Cleveland Cavaliers: We should be bullish on Dean Wade

Cleveland Cavaliers big Dean Wade shoots the ball. (Photo by David Richard-USA TODAY Sports)
Cleveland Cavaliers big Dean Wade shoots the ball. (Photo by David Richard-USA TODAY Sports) /

The ending stretch of this campaign hasn’t been noteworthy for the Cleveland Cavaliers, not even a little bit. The Cavaliers have been ravaged by injuries, sure, but so many NBA teams have had a litony of injuries, all throughout this season.

Cleveland had lost a season-high 11 straight games up until their win over the Boston Celtics on Wednesday, in what was Anderson Varejao’s last home game ultimately with the Cavs/his end-of-career stint with them.

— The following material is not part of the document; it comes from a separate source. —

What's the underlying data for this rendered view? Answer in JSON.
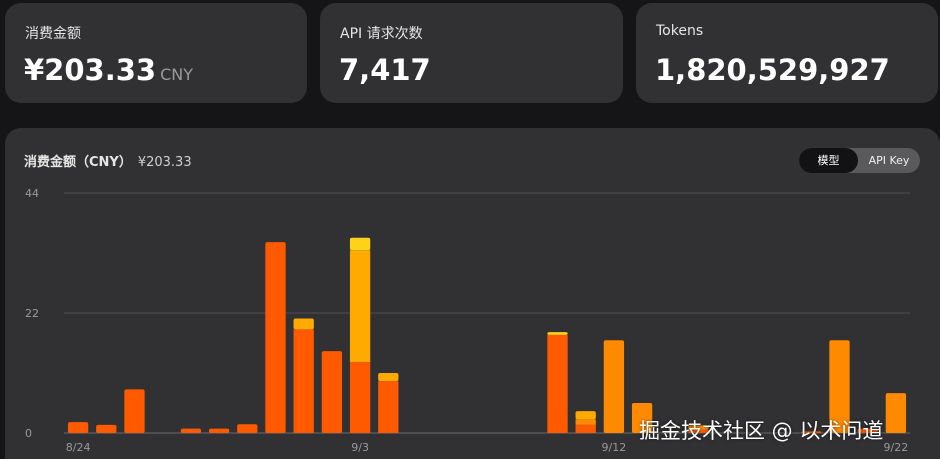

The injuries again haven’t aided them, albeit it has led to positive signs from Isaac Okoro, in the scoring and even playmaking realm, and Collin Sexton has continued to make his presence felt.

Another Cavalier that has jumped out, though, and this has been the case more and more post-All-Star, has been Dean Wade.

As mostly a G-League guy with Cleveland’s affiliate, the Canton Charge, last season, when he was on a two-way contract after going undrafted out of Kansas State in 2019, Wade has had his share of meaningful playing time in 2020-21.

Injuries to Kevin Love and Larry Nance Jr. have played into that, but Wade has still gotten in there anyway. And with next season/perhaps beyond in mind, the Cavs/the fans should be optimistic about him.

We should be bullish on Wade’s outlook for the Cavs.

Wade, who was signed via multi-year deal last summer, with the years from there non-guaranteed, has shown quality stretch big abilities.

He’s built on having knocked down 39.9 percent of his three-point attempts with the Charge last season, and with Cleveland this season, he’s shot a respectable 36.4 from three on 3.2 attempts per outing. That’s been in 18.7 minutes per contest in 61 appearances, for context, and there’s been more playing time post-All-Star for him, by and large.

In that realm, his last 24 games active, Wade has hit 35.1 percent of his 4.6 deep attempts per game, in what’s been 27.0 minutes per outing.

It’s been encouraging to see Wade establish himself as a viable catch-and-shoot threat, and coming into the season, while there were glimpses, I was hesitant about that potential in playing with the Cavs for Wade.

We’ve seen that a good bit in recent contests, such as in a loss, albeit in a nice effort by a thin Cavaliers roster, when he went three-of-eight from three, and had his first double-double with 19 points and 12 rebounds versus the Indiana Pacers on Monday.

As Cavs fans have seemingly been touching on with Wade too, though, his defense has typically been solid.

Although he had only one point in 28 minutes, and did foul out, he did a role in defense of Jayson Tatum, and make him work. That one was a W against the shorthanded Boston Celtics on Wednesday, and while we can back and forth on the lottery odds thing, the Cavaliers were tied for the best odds for the #1 pick in the past two drafts, and ended up with #5. So we’ll have to see.

Circling back, on-ball, Wade rarely gets beat by drivers, which has led to him appearing to be viable even as a jumbo 3 at times, and does contest shooters well, typically.

Along with that sort of thing, defensively, he’s mostly been in the right spots as a rotator, in the team sense, and his defensive rebounding rate of 14.9 percent has been decent. In that way, the defensive rebounding positioning has been a key positive often for him in his playing time this season.

Going the other way from there, Wade has been a quality trailer, which has led to some secondary transition threes for him via spot-ups after deliveries from Darius Garland, Isaac Okoro and/or others.

Plus, also in relation to team defense/transition offense Wade has gotten his hands in passing lanes more of late, too, and his feel on that end has continued to lead to him being in the right position.

So, when projecting the outlook for Wade, assuming he’s around next season and maybe more from there, it’s clear that we should be bullish on him.

Now, we’ll have to see about whether or not Kevin Love, for example is around next season/with a potential buyout/waive-and-stretch perhaps being something that could play out it seems, but either way, I’d expect Wade to get his share of minutes.

We could still see him in some spurts with Larry Nance Jr., too, for example, and I’d imagine will.

Next. Should Isaac Okoro make one of the All-Rookie teams?. dark

Moreover, with Wade, it’s apparent that he’s been a nice developmental player for the Cavaliers, and I’d hope he sticks around. He looks to be a solid rotational 6-foot-10 big that can space the floor, be a pick-and-pop threat, provide energy and is a competent defender.